A Bigger Transitional Justice Role Recommended for the AU

A Bigger Transitional Justice Role Recommended for the AU

The International Peace Institute (where, in full disclosure, I am spending part of my sabbatical as a Senior Visiting Advisor) has just released a new report entitled Peace, Justice and Reconciliation in Africa.  The report, which will be of interest to those who follow the ICC and transitional justice issues, is available here

The report makes two recommendations:

1)      The African Union’s Panel of the Wise (a five member consultative body of the AU) should adopt an advocacy role to promote and reinforce guiding principles.  Specifically, the Panel is urged to place transitional justice issues at the center of a new continental legal architecture, which would include promoting ratification of existing legal instruments such as the African Charter on Human and People’s rights and the new African Court on Human and Peoples’ Rights.

2)      The AU should develop a Transitional Justice Policy Framework and strengthen instruments for justice and reconciliation on the continent.  The text provides general background on the ICC’s role in Africa, but of particular note are the recommendations in the Annex that, if implemented, would alter the landscape of international criminal law in Africa.  For example, the Annex suggests the creation of an AU – ICC liason office and AU hybrid courts with jurisdiction over crimes within the Rome Statue and Geneva Conventions. 

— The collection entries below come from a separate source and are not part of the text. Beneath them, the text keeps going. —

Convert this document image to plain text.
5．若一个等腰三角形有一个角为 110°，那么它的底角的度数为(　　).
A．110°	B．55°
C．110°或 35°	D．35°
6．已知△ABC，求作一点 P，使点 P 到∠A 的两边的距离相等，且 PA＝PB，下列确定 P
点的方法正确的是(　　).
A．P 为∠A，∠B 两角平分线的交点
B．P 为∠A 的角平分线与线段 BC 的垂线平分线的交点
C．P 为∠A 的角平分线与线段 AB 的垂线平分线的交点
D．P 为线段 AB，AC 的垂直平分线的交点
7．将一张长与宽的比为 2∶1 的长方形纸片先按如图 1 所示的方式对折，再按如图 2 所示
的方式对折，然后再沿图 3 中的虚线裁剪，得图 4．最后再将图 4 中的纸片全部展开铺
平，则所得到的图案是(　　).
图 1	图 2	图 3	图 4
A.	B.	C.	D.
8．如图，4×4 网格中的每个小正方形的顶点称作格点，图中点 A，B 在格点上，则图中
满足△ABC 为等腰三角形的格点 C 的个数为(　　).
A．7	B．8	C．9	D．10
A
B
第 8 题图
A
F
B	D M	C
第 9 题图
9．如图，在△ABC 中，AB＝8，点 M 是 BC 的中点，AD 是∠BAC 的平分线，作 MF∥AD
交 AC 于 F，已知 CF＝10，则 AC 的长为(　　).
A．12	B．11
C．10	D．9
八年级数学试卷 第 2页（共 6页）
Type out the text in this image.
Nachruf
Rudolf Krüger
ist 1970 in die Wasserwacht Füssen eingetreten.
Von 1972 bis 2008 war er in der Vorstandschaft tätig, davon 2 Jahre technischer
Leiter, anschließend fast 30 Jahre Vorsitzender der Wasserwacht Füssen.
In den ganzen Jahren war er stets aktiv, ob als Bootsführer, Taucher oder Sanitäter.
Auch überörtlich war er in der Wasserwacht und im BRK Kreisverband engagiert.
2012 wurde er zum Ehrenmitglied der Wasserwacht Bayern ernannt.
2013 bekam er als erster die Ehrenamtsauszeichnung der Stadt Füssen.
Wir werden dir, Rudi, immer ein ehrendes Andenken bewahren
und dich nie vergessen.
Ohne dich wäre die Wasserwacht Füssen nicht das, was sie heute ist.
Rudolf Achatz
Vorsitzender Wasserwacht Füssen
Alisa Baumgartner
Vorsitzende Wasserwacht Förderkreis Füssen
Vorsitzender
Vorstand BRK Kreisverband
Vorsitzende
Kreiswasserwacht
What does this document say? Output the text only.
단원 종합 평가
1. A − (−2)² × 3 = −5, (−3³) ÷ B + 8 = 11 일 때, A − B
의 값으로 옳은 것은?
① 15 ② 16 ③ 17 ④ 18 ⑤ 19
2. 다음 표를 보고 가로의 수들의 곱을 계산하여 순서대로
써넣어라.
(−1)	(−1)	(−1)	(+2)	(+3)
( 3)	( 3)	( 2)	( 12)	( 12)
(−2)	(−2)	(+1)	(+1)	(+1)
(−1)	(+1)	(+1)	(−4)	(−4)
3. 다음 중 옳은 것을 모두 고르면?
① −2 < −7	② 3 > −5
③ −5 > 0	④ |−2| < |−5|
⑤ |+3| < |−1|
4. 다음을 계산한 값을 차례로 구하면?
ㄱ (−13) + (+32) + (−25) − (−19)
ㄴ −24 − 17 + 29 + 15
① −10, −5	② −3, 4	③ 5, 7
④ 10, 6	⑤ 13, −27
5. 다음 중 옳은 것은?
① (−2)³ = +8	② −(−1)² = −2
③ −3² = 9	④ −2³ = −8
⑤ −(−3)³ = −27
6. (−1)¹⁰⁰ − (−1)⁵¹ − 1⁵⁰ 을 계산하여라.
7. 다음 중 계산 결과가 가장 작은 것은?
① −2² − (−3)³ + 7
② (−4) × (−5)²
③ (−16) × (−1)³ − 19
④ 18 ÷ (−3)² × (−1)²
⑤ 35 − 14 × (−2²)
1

If implemented these recommendations would be a significant step towards a stronger AU.  I’ve blogged here about the AU’s increasing use of sanctions, and have watched with interest the growing (but not always harmonious) relationship between the AU’s Peace and Security Council and the UN Security Council, as illustrated by differences of opinion on how to respond to the crises in Libya and Côte d’Ivoire and over the financing of the AU Mission in Somalia in 2011.  On the international criminal justice front, a low water mark was the AU’s decision to oppose the ICC’s indictment of Bashir.  Better coordination between the AU and other institutions like the Security Council and the ICC would change the landscape considerably.  The International Peace Institute’s report is worth a read.